An end to what one Queensland judge has described as the magic spells in the “PAMDA book of incantations” is a step closer with the introduction into Queensland Parliament of the Property Occupations Bill 2013 (POB). With the key objectives of cutting red tape and improving the operation of the legislation, this will be welcome news for all players in the property industry.
10 key changes for developers
The underlying concept of providing consumer protection to purchasers of residential property through a cooling off period has been retained. However, the procedure for signing up contracts and the consequences of making errors have been relaxed.
- Simplified contractual procedures
The POB will do away with the requirement for warning statements (PAMD 30C and the BCCM Information Sheet) to be attached to the contract. Instead contracts for the sale of residential property prepared by sellers or their agents will be required to include a short advice immediately above the place the buyer signs the contract.[i]
There will no longer be a requirement to draw the buyer’s attention to the statement.
- No termination right
Significantly, buyers will not have a right to terminate a contract if the advice is not included (or is in the wrong place). The penalty for non-compliance will be a fine[ii].

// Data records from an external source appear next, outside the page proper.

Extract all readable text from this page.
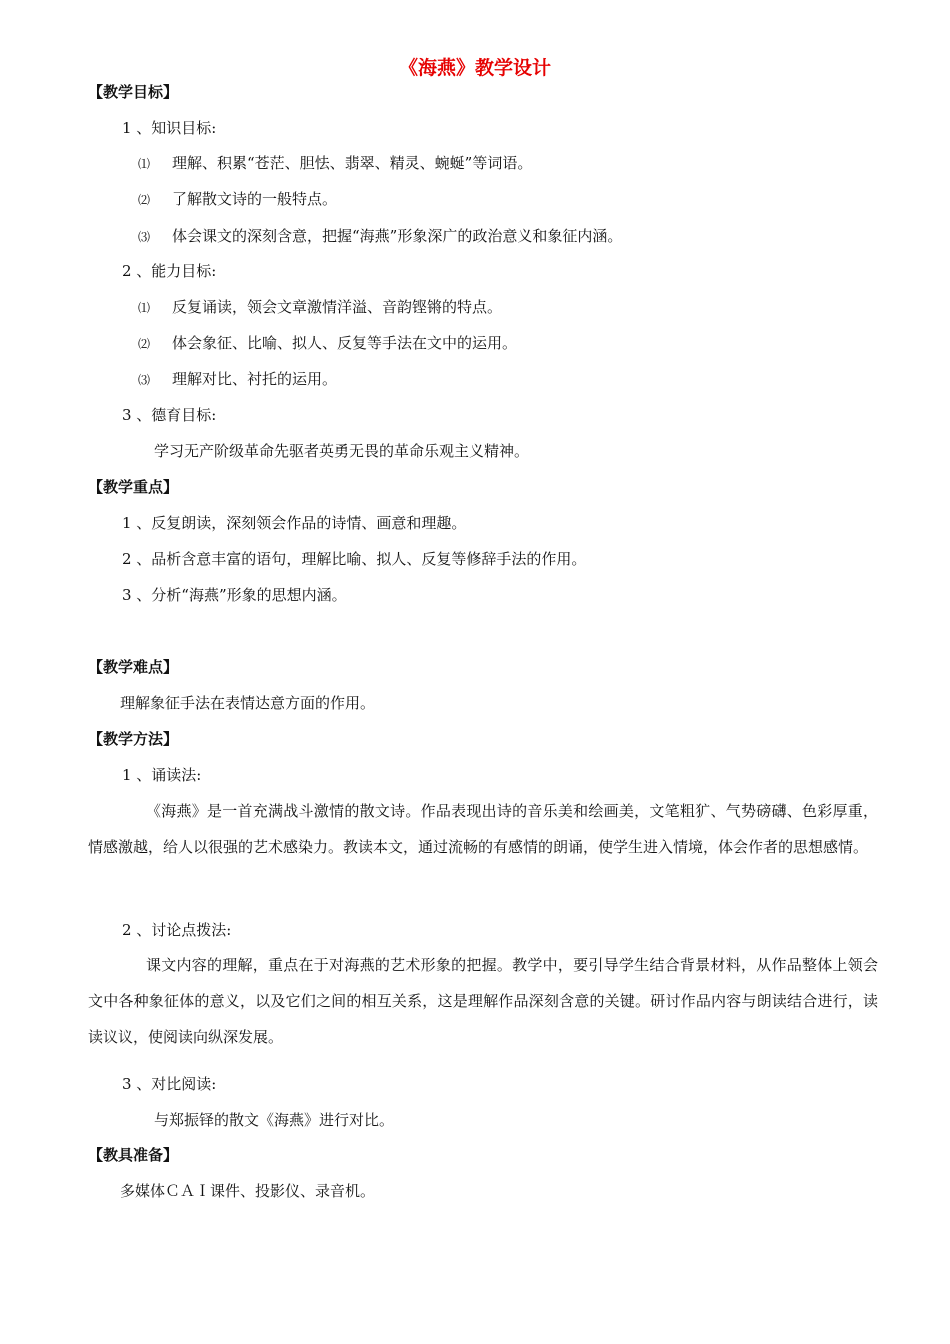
《海燕》教学设计
【教学目标】
1 、知识目标:
⑴ 理解、积累“苍茫、胆怯、翡翠、精灵、蜿蜒”等词语。
⑵ 了解散文诗的一般特点。
⑶ 体会课文的深刻含意，把握“海燕”形象深广的政治意义和象征内涵。
2 、能力目标:
⑴ 反复诵读，领会文章激情洋溢、音韵铿锵的特点。
⑵ 体会象征、比喻、拟人、反复等手法在文中的运用。
⑶ 理解对比、衬托的运用。
3 、德育目标:
学习无产阶级革命先驱者英勇无畏的革命乐观主义精神。
【教学重点】
1 、反复朗读，深刻领会作品的诗情、画意和理趣。
2 、品析含意丰富的语句，理解比喻、拟人、反复等修辞手法的作用。
3 、分析“海燕”形象的思想内涵。
【教学难点】
理解象征手法在表情达意方面的作用。
【教学方法】
1 、诵读法:
《海燕》是一首充满战斗激情的散文诗。作品表现出诗的音乐美和绘画美，文笔粗犷、气势磅礴、色彩厚重，情感激越，给人以很强的艺术感染力。教读本文，通过流畅的有感情的朗诵，使学生进入情境，体会作者的思想感情。
2 、讨论点拨法:
课文内容的理解，重点在于对海燕的艺术形象的把握。教学中，要引导学生结合背景材料，从作品整体上领会文中各种象征体的意义，以及它们之间的相互关系，这是理解作品深刻含意的关键。研讨作品内容与朗读结合进行，读读议议，使阅读向纵深发展。
3 、对比阅读:
与郑振铎的散文《海燕》进行对比。
【教具准备】
多媒体ＣＡＩ课件、投影仪、录音机。
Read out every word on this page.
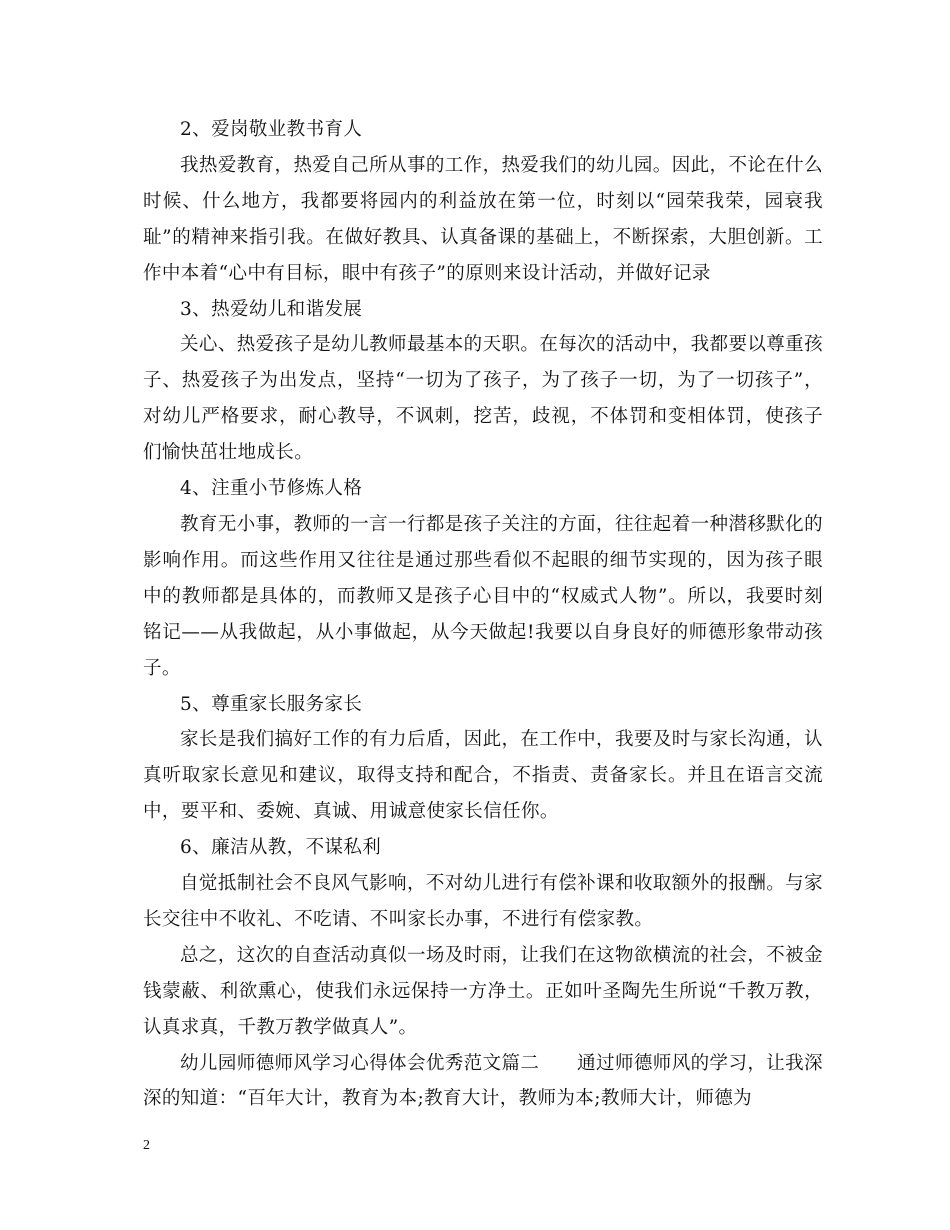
2、爱岗敬业教书育人

我热爱教育，热爱自己所从事的工作，热爱我们的幼儿园。因此，不论在什么时候、什么地方，我都要将园内的利益放在第一位，时刻以“园荣我荣，园衰我耻”的精神来指引我。在做好教具、认真备课的基础上，不断探索，大胆创新。工作中本着“心中有目标，眼中有孩子”的原则来设计活动，并做好记录

3、热爱幼儿和谐发展

关心、热爱孩子是幼儿教师最基本的天职。在每次的活动中，我都要以尊重孩子、热爱孩子为出发点，坚持“一切为了孩子，为了孩子一切，为了一切孩子”，对幼儿严格要求，耐心教导，不讽刺，挖苦，歧视，不体罚和变相体罚，使孩子们愉快茁壮地成长。

4、注重小节修炼人格

教育无小事，教师的一言一行都是孩子关注的方面，往往起着一种潜移默化的影响作用。而这些作用又往往是通过那些看似不起眼的细节实现的，因为孩子眼中的教师都是具体的，而教师又是孩子心目中的“权威式人物”。所以，我要时刻铭记——从我做起，从小事做起，从今天做起!我要以自身良好的师德形象带动孩子。

5、尊重家长服务家长

家长是我们搞好工作的有力后盾，因此，在工作中，我要及时与家长沟通，认真听取家长意见和建议，取得支持和配合，不指责、责备家长。并且在语言交流中，要平和、委婉、真诚、用诚意使家长信任你。

6、廉洁从教，不谋私利

自觉抵制社会不良风气影响，不对幼儿进行有偿补课和收取额外的报酬。与家长交往中不收礼、不吃请、不叫家长办事，不进行有偿家教。

总之，这次的自查活动真似一场及时雨，让我们在这物欲横流的社会，不被金钱蒙蔽、利欲熏心，使我们永远保持一方净土。正如叶圣陶先生所说“千教万教，认真求真，千教万教学做真人”。

幼儿园师德师风学习心得体会优秀范文篇二　　通过师德师风的学习，让我深深的知道：“百年大计，教育为本;教育大计，教师为本;教师大计，师德为

2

The cooling off period still won’t apply to contracts formed on the fall of the hammer at auction. However, this has been extended to contracts entered into within two business days of the auction, as long as the buyer was a registered bidder at the auction.
- Additional carve outs
In addition, the cooling off period won’t apply to “sophisticated party transactions”, that is, where the buyer is:
- the government or a statutory authority
- a listed public company or its subsidiary
- buying 3 or more lots at the same time.
- Waiving and shortening the cooling off period
The procedure for waiving or shortening the cooling off period will be simplified. Under PAMDA a buyer could only waive or shorten the cooling off period by producing a legal advice certificate given by an independent lawyer. Under the POB, a buyer will be able to waive or shorten the cooling off period by giving a written notice to the seller.
POB will clarify the current uncertainty around options to purchase. The requirement for the advice and the cooling off period will apply to options but not to the contract where the grantee exercises the option. However (in the absence of a waiver notice) a cooling off period will apply where a third party buyer (usually referred to as a “nominee”) exercises the option.
- Notice for vacant non-residential land
The requirement for an agent to give a prospective buyer a notice where vacant land being sold is not currently zoned for residential purposes will be removed.
- Developer licences
The requirement for a property developer (defined as a person who sells more than six properties in a 12 month period without involvement of an agent) to obtain a licence will be removed. However, the requirement for deposits in developer sales to be held in a trust account has been retained.
- Resident letting agents
The residency requirement for a resident letting agent’s licence (that is, the requirement for the agent to personally live on site) will be removed. This will enable licence holders to own the management rights in more than one building. The requirement to have body corporate approval before obtaining a licence (which is problematic, particularly for off-the-plan developments where the body corporate does not exist until the building has been completed and titles issued) will also no longer apply.
- De-Regulation of commission
The cap on agents' commission on residential property sales will be abolished in line with NSW and Victoria.
The POB has been referred to the Legal Affairs and Community Safety Committee for consideration. The Committee is required to report to Parliament by 24 February 2014. We would expect the POB would be passed shortly afterwards and come into effect by mid-2014.